Dr. Jensen shook his head. “Not if you’re deemed to be a risk to yourself or others.”
“But I’m not. A risk, I mean.” It was ludicrous that his sanity was in question. Joe wasn’t a drug user or an alcoholic. He’d never had hallucinations. Sure, two of his recurring nightmares were violent, but he himself was not prone to violence. Even as a kid, he’d avoided schoolyard fights. He didn’t have it in him.
“I understand that’s your take on it, but it’s really my call.” The doctor clapped a friendly hand on his shoulder. “I know it’s difficult, but we’ll get there, Joe. Patience, son. Patience.”
Defeating words meant to be encouraging. Joe wasn’t in prison, technically, but it felt like it. The doors were locked; his mail, both incoming and outgoing, was read by the staff, and they listened in on his phone calls. So many times he regretted having confided in his father in the first place. That had been a mistake. His dad had told his stepmom, who’d become insane with worrying. If he were being perfectly honest about it, she had good reason. On more than one occasion, he’d woken the entire family with his screaming. After a while, bedtime began to make him anxious, so he’d started staying up late, throwing back a few beers in the hope it would mute the dreams. Even the guys at work noticed the mornings he’d staggered onto the jobsite exhausted, bags under his eyes. The worst of it came the night he’d sleepwalked into his sister’s room, waking her up and mumbling in a way that scared her. Knowing that he’d done that terrified him as much as it did the rest of the family.

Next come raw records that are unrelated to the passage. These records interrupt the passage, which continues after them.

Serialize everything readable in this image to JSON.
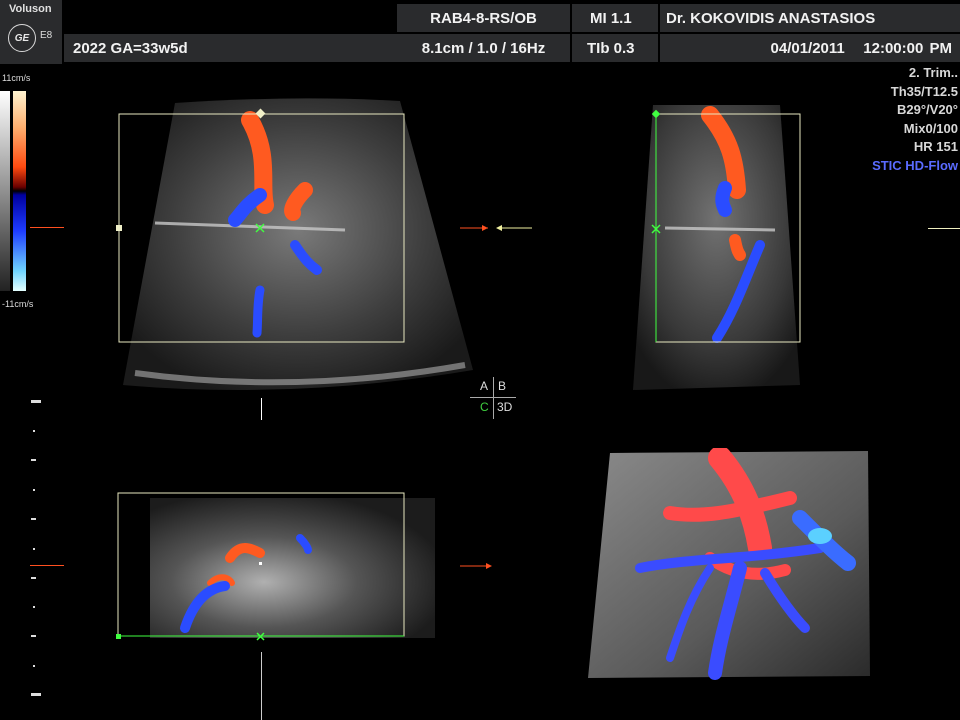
{
  "header": {
    "brand": "Voluson",
    "logo": "GE",
    "model": "E8",
    "probe": "RAB4-8-RS/OB",
    "mi": "MI  1.1",
    "operator": "Dr. KOKOVIDIS ANASTASIOS",
    "patient": "2022  GA=33w5d",
    "depth": "8.1cm / 1.0 / 16Hz",
    "tib": "TIb  0.3",
    "date": "04/01/2011",
    "time": "12:00:00 PM"
  },
  "info_panel": {
    "trimester": "2. Trim..",
    "th": "Th35/T12.5",
    "angle": "B29°/V20°",
    "mix": "Mix0/100",
    "hr": "HR 151",
    "mode": "STIC HD-Flow"
  },
  "color_scale": {
    "top": "11cm/s",
    "bottom": "-11cm/s"
  },
  "orientation": {
    "a": "A",
    "b": "B",
    "c": "C",
    "d": "3D"
  },
  "colors": {
    "header_bg": "#2a2b2d",
    "flow_label": "#5a6bff",
    "doppler_red": "#ff5a20",
    "doppler_blue": "#2a4cff"
  }
}
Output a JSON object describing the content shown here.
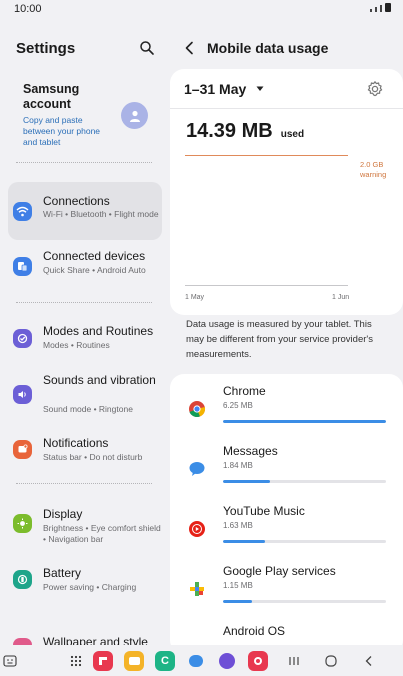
{
  "status_bar": {
    "time": "10:00"
  },
  "left": {
    "title": "Settings",
    "account": {
      "name": "Samsung account",
      "subtitle": "Copy and paste between your phone and tablet"
    },
    "items": [
      {
        "label": "Connections",
        "sub": "Wi-Fi • Bluetooth • Flight mode",
        "icon": "wifi-icon",
        "color": "#3f7fe6"
      },
      {
        "label": "Connected devices",
        "sub": "Quick Share • Android Auto",
        "icon": "devices-icon",
        "color": "#3f7fe6"
      },
      {
        "label": "Modes and Routines",
        "sub": "Modes • Routines",
        "icon": "routines-icon",
        "color": "#6c5fd6"
      },
      {
        "label": "Sounds and vibration",
        "sub": "Sound mode • Ringtone",
        "icon": "sound-icon",
        "color": "#6c5fd6"
      },
      {
        "label": "Notifications",
        "sub": "Status bar • Do not disturb",
        "icon": "notification-icon",
        "color": "#e8643a"
      },
      {
        "label": "Display",
        "sub": "Brightness • Eye comfort shield • Navigation bar",
        "icon": "display-icon",
        "color": "#7cbc2c"
      },
      {
        "label": "Battery",
        "sub": "Power saving • Charging",
        "icon": "battery-icon",
        "color": "#1ea58a"
      },
      {
        "label": "Wallpaper and style",
        "sub": "",
        "icon": "wallpaper-icon",
        "color": "#e05a8a"
      }
    ]
  },
  "right": {
    "title": "Mobile data usage",
    "period": "1–31 May",
    "usage": {
      "amount": "14.39 MB",
      "label": "used"
    },
    "warning": {
      "line1": "2.0 GB",
      "line2": "warning"
    },
    "axis": {
      "start": "1 May",
      "end": "1 Jun"
    },
    "note": "Data usage is measured by your tablet. This may be different from your service provider's measurements.",
    "apps": [
      {
        "name": "Chrome",
        "size": "6.25 MB",
        "icon": "chrome-icon",
        "fraction": 1.0
      },
      {
        "name": "Messages",
        "size": "1.84 MB",
        "icon": "messages-icon",
        "fraction": 0.29
      },
      {
        "name": "YouTube Music",
        "size": "1.63 MB",
        "icon": "youtube-music-icon",
        "fraction": 0.26
      },
      {
        "name": "Google Play services",
        "size": "1.15 MB",
        "icon": "play-services-icon",
        "fraction": 0.18
      },
      {
        "name": "Android OS",
        "size": "",
        "icon": "android-os-icon",
        "fraction": 0.0
      }
    ]
  },
  "colors": {
    "accent": "#3b8de6",
    "warning": "#d0773f"
  }
}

He’d lived with his family for only a month at that point, having moved home after his landlord sold the building to a developer who was converting the place into condominiums. Joe wasn’t planning on staying with his folks for more than a month or two, just long enough to get another apartment. And that’s how it would have gone down, if not for the dreams and his stepmother’s fears.

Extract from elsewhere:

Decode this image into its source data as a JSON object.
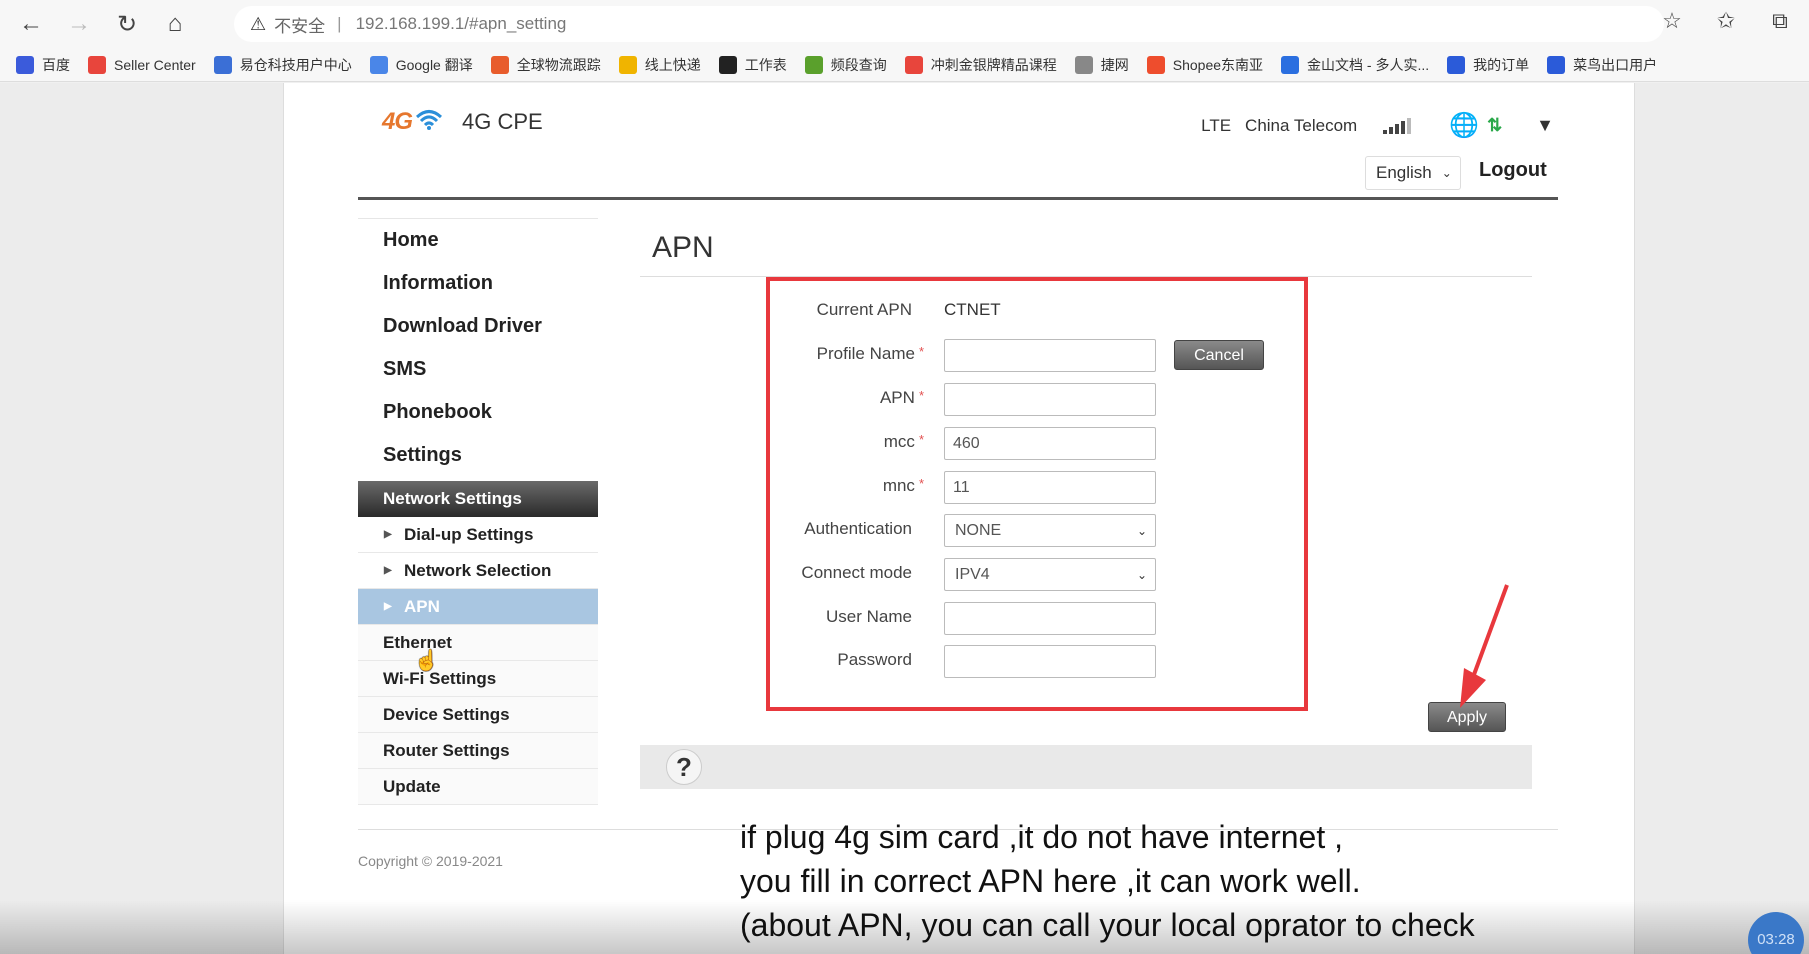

The next thing he knew, they’d driven him north to Wisconsin and had him checked into the treatment center, something he’d reluctantly agreed to just to placate them. The white coats at the center promised him help, but in three months, all he’d gotten was a lot of talk and an array of pills. At least the pills helped dull the nightmares, but they weren’t really a solution. He was ready to call himself as cured as he would ever be, then head home to deal with it on his own, but each time he brought up the subject, Dr. Jensen said he wasn’t ready. “You’re holding back, Joe. If you want us to help, you need to open up.”
Learning he could walk out of Trendale that very day was like hearing that the governor had unexpectedly pardoned him.

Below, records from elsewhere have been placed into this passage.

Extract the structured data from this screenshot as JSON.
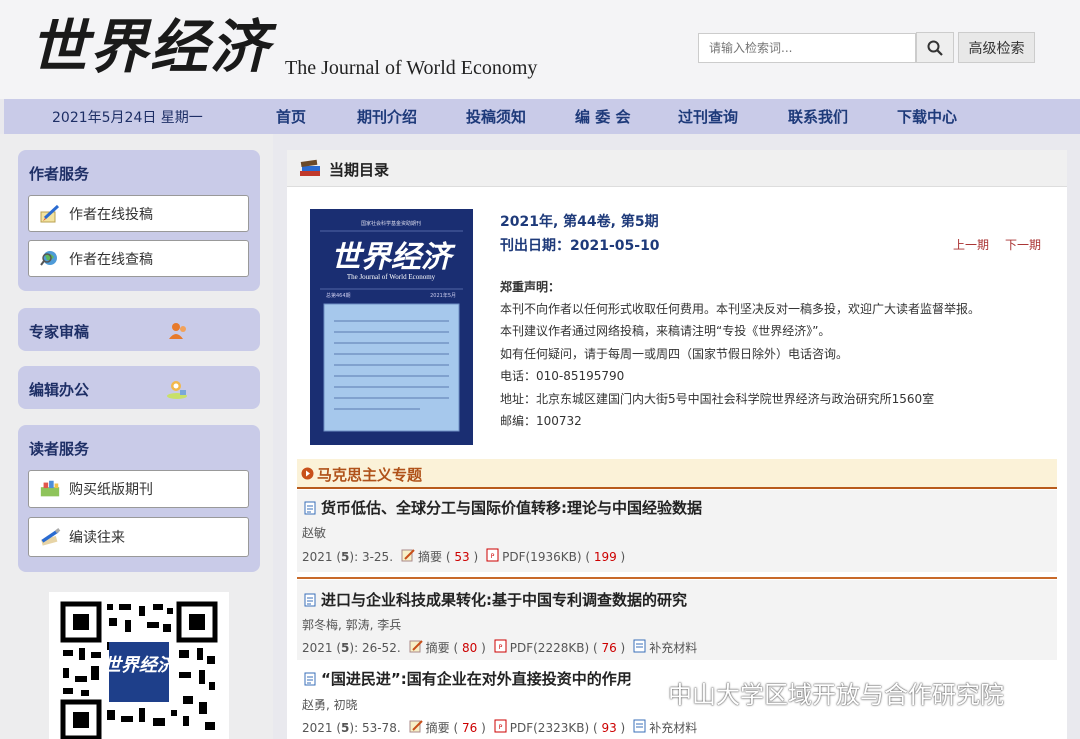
{
  "header": {
    "logo_cn": "世界经济",
    "logo_en": "The Journal of World Economy",
    "search_placeholder": "请输入检索词...",
    "advanced_search": "高级检索"
  },
  "nav": {
    "date": "2021年5月24日 星期一",
    "items": [
      "首页",
      "期刊介绍",
      "投稿须知",
      "编 委 会",
      "过刊查询",
      "联系我们",
      "下载中心"
    ]
  },
  "sidebar": {
    "author_service": "作者服务",
    "author_submit": "作者在线投稿",
    "author_query": "作者在线查稿",
    "expert_review": "专家审稿",
    "editor_office": "编辑办公",
    "reader_service": "读者服务",
    "buy_print": "购买纸版期刊",
    "editor_reader": "编读往来"
  },
  "main": {
    "heading": "当期目录",
    "issue": "2021年, 第44卷, 第5期",
    "pub_date": "刊出日期：2021-05-10",
    "prev": "上一期",
    "next": "下一期",
    "notice_title": "郑重声明：",
    "notice_lines": [
      "本刊不向作者以任何形式收取任何费用。本刊坚决反对一稿多投，欢迎广大读者监督举报。",
      "本刊建议作者通过网络投稿，来稿请注明“专投《世界经济》”。",
      "如有任何疑问，请于每周一或周四（国家节假日除外）电话咨询。",
      "电话：010-85195790",
      "地址：北京东城区建国门内大街5号中国社会科学院世界经济与政治研究所1560室",
      "邮编：100732"
    ],
    "cover": {
      "top_text": "国家社会科学基金资助期刊",
      "title_cn": "世界经济",
      "title_en": "The Journal of World Economy",
      "left_meta": "总第464期",
      "right_meta": "2021年5月"
    },
    "section": "马克思主义专题",
    "articles": [
      {
        "title": "货币低估、全球分工与国际价值转移:理论与中国经验数据",
        "authors": "赵敏",
        "year": "2021",
        "issue": "5",
        "pages": "3-25.",
        "abstract_label": "摘要",
        "abstract_count": "53",
        "pdf": "PDF(1936KB)",
        "pdf_count": "199",
        "supplement": ""
      },
      {
        "title": "进口与企业科技成果转化:基于中国专利调查数据的研究",
        "authors": "郭冬梅, 郭涛, 李兵",
        "year": "2021",
        "issue": "5",
        "pages": "26-52.",
        "abstract_label": "摘要",
        "abstract_count": "80",
        "pdf": "PDF(2228KB)",
        "pdf_count": "76",
        "supplement": "补充材料"
      },
      {
        "title": "“国进民进”:国有企业在对外直接投资中的作用",
        "authors": "赵勇, 初晓",
        "year": "2021",
        "issue": "5",
        "pages": "53-78.",
        "abstract_label": "摘要",
        "abstract_count": "76",
        "pdf": "PDF(2323KB)",
        "pdf_count": "93",
        "supplement": "补充材料"
      }
    ]
  },
  "watermark": "中山大学区域开放与合作研究院"
}
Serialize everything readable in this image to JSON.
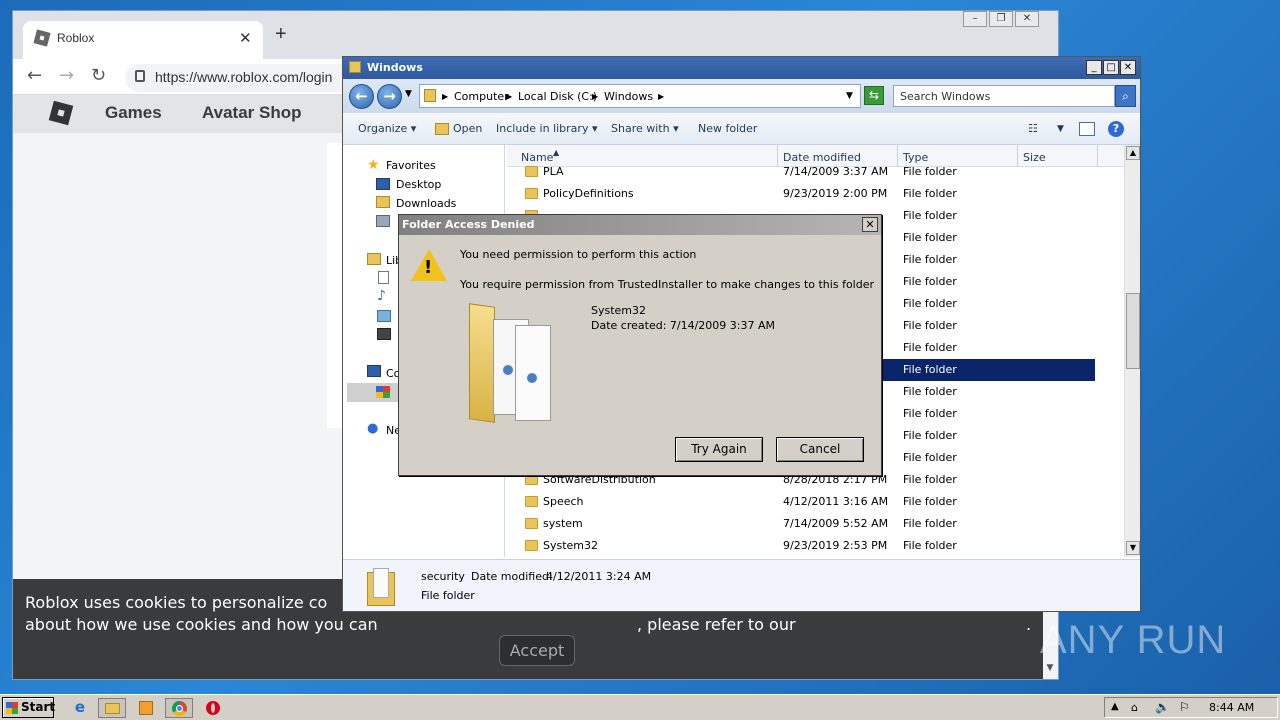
{
  "browser": {
    "tab_title": "Roblox",
    "tab_close": "✕",
    "new_tab": "+",
    "url": "https://www.roblox.com/login",
    "nav": {
      "back": "←",
      "forward": "→",
      "reload": "↻"
    }
  },
  "roblox": {
    "nav_items": [
      "Games",
      "Avatar Shop"
    ],
    "cookie_line1": " Roblox uses cookies to personalize co",
    "cookie_line2a": "about how we use cookies and how you can",
    "cookie_line2b": ", please refer to our",
    "cookie_dot": ".",
    "accept_label": "Accept"
  },
  "explorer": {
    "title": "Windows",
    "breadcrumb": [
      "Computer",
      "Local Disk (C:)",
      "Windows"
    ],
    "search_placeholder": "Search Windows",
    "toolbar": {
      "organize": "Organize",
      "open": "Open",
      "include": "Include in library",
      "share": "Share with",
      "new_folder": "New folder"
    },
    "nav": {
      "favorites": "Favorites",
      "desktop": "Desktop",
      "downloads": "Downloads",
      "libraries": "Lib",
      "computer": "Co",
      "network": "Ne"
    },
    "columns": {
      "name": "Name",
      "date": "Date modified",
      "type": "Type",
      "size": "Size"
    },
    "rows": [
      {
        "name": "PLA",
        "date": "7/14/2009 3:37 AM",
        "type": "File folder"
      },
      {
        "name": "PolicyDefinitions",
        "date": "9/23/2019 2:00 PM",
        "type": "File folder"
      },
      {
        "name": "",
        "date": "",
        "type": "File folder"
      },
      {
        "name": "",
        "date": "",
        "type": "File folder"
      },
      {
        "name": "",
        "date": "",
        "type": "File folder"
      },
      {
        "name": "",
        "date": "",
        "type": "File folder"
      },
      {
        "name": "",
        "date": "",
        "type": "File folder"
      },
      {
        "name": "",
        "date": "",
        "type": "File folder"
      },
      {
        "name": "",
        "date": "",
        "type": "File folder"
      },
      {
        "name": "",
        "date": "",
        "type": "File folder",
        "selected": true
      },
      {
        "name": "",
        "date": "",
        "type": "File folder"
      },
      {
        "name": "",
        "date": "",
        "type": "File folder"
      },
      {
        "name": "",
        "date": "",
        "type": "File folder"
      },
      {
        "name": "",
        "date": "",
        "type": "File folder"
      },
      {
        "name": "SoftwareDistribution",
        "date": "8/28/2018 2:17 PM",
        "type": "File folder"
      },
      {
        "name": "Speech",
        "date": "4/12/2011 3:16 AM",
        "type": "File folder"
      },
      {
        "name": "system",
        "date": "7/14/2009 5:52 AM",
        "type": "File folder"
      },
      {
        "name": "System32",
        "date": "9/23/2019 2:53 PM",
        "type": "File folder"
      }
    ],
    "details": {
      "name": "security",
      "date_label": "Date modified:",
      "date": "4/12/2011 3:24 AM",
      "type": "File folder"
    }
  },
  "dialog": {
    "title": "Folder Access Denied",
    "close": "✕",
    "message1": "You need permission to perform this action",
    "message2": "You require permission from TrustedInstaller to make changes to this folder",
    "folder_name": "System32",
    "date_created": "Date created: 7/14/2009 3:37 AM",
    "try_again": "Try Again",
    "cancel": "Cancel"
  },
  "taskbar": {
    "start": "Start",
    "clock": "8:44 AM"
  },
  "watermark": "ANY RUN"
}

When it happened, he was one of eight people sitting on hard plastic chairs arranged in a circle. The TV across the room was still on, a leftover from the previous group, “Current Events,” which consisted of watching the five o’clock news and discussing it afterward. Joe’s group was called “Open Discussion,” leaving the topic open to the staff member who would be moderating.
Joe found the images on the TV screen distracting. Even without the sound, he knew the words to the Sony Walkman commercial and mentally inserted them: “Sony introduces the only cassette player as small as a cassette case. The incredible-sounding Super Walkman!” The banner at the bottom of the screen said, “Coming this September!” The new one looked cool, but he wasn’t about to replace the one he had back in his room. He’d packed only a few cassettes, not realizing he’d be gone for so long. Joan Jett & the Blackhearts. Fleetwood Mac. Hall and Oates. Before coming to Trendale, he’d used his Walkman every day, but they’d discouraged it here, saying he was using it as a buffer to keep from dealing with real life. He missed having his music with him all the time.
The Trendale Psychiatric Treatment Center was a big believer in schedules, something that kept him occupied from the time he woke up until lights out. Sleep schedule. Meal schedule. Exercise schedule and, of course, therapy schedule. He attended a lot of therapy discussion sessions as well as a regular one-on-one appointment with Dr. Jensen. And tucked between the regularly scheduled activities were music therapy and art therapy.
The staff seemed to believe that their therapy, combined with the right medication, could cure anyone. Joe was proving to be a challenge, but they assured him they wouldn’t be giving up on him anytime soon.
He tried, really he did. Joe had discussed every event in his life in detail, with a special focus on his mother’s death and his father’s remarriage, since Dr. Jensen thought the disturbing images that came to him in the night stemmed from childhood trauma. While it was true his mother had died in a car accident when he was a toddler and his father had remarried when he was in first grade, neither event struck him as being overly traumatic. He’d been home with his father at the time of the accident and didn’t remember his mother at all. Shortly after her death, he and his father had moved in with his aunt Betsy, who had been kind and nurturing. Nothing traumatic there. They’d lived with her for two years until his dad had met and married his stepmother. Joe had adjusted well to the new family dynamic. It helped that his stepmom was a sweet woman who loved his dad, cared about Joe, and was a good cook. And after she’d given birth to his little sister, Linda, they’d come together as a real family. From then on, she was his mom. There was no trauma that he could recall, no matter how hard he tried.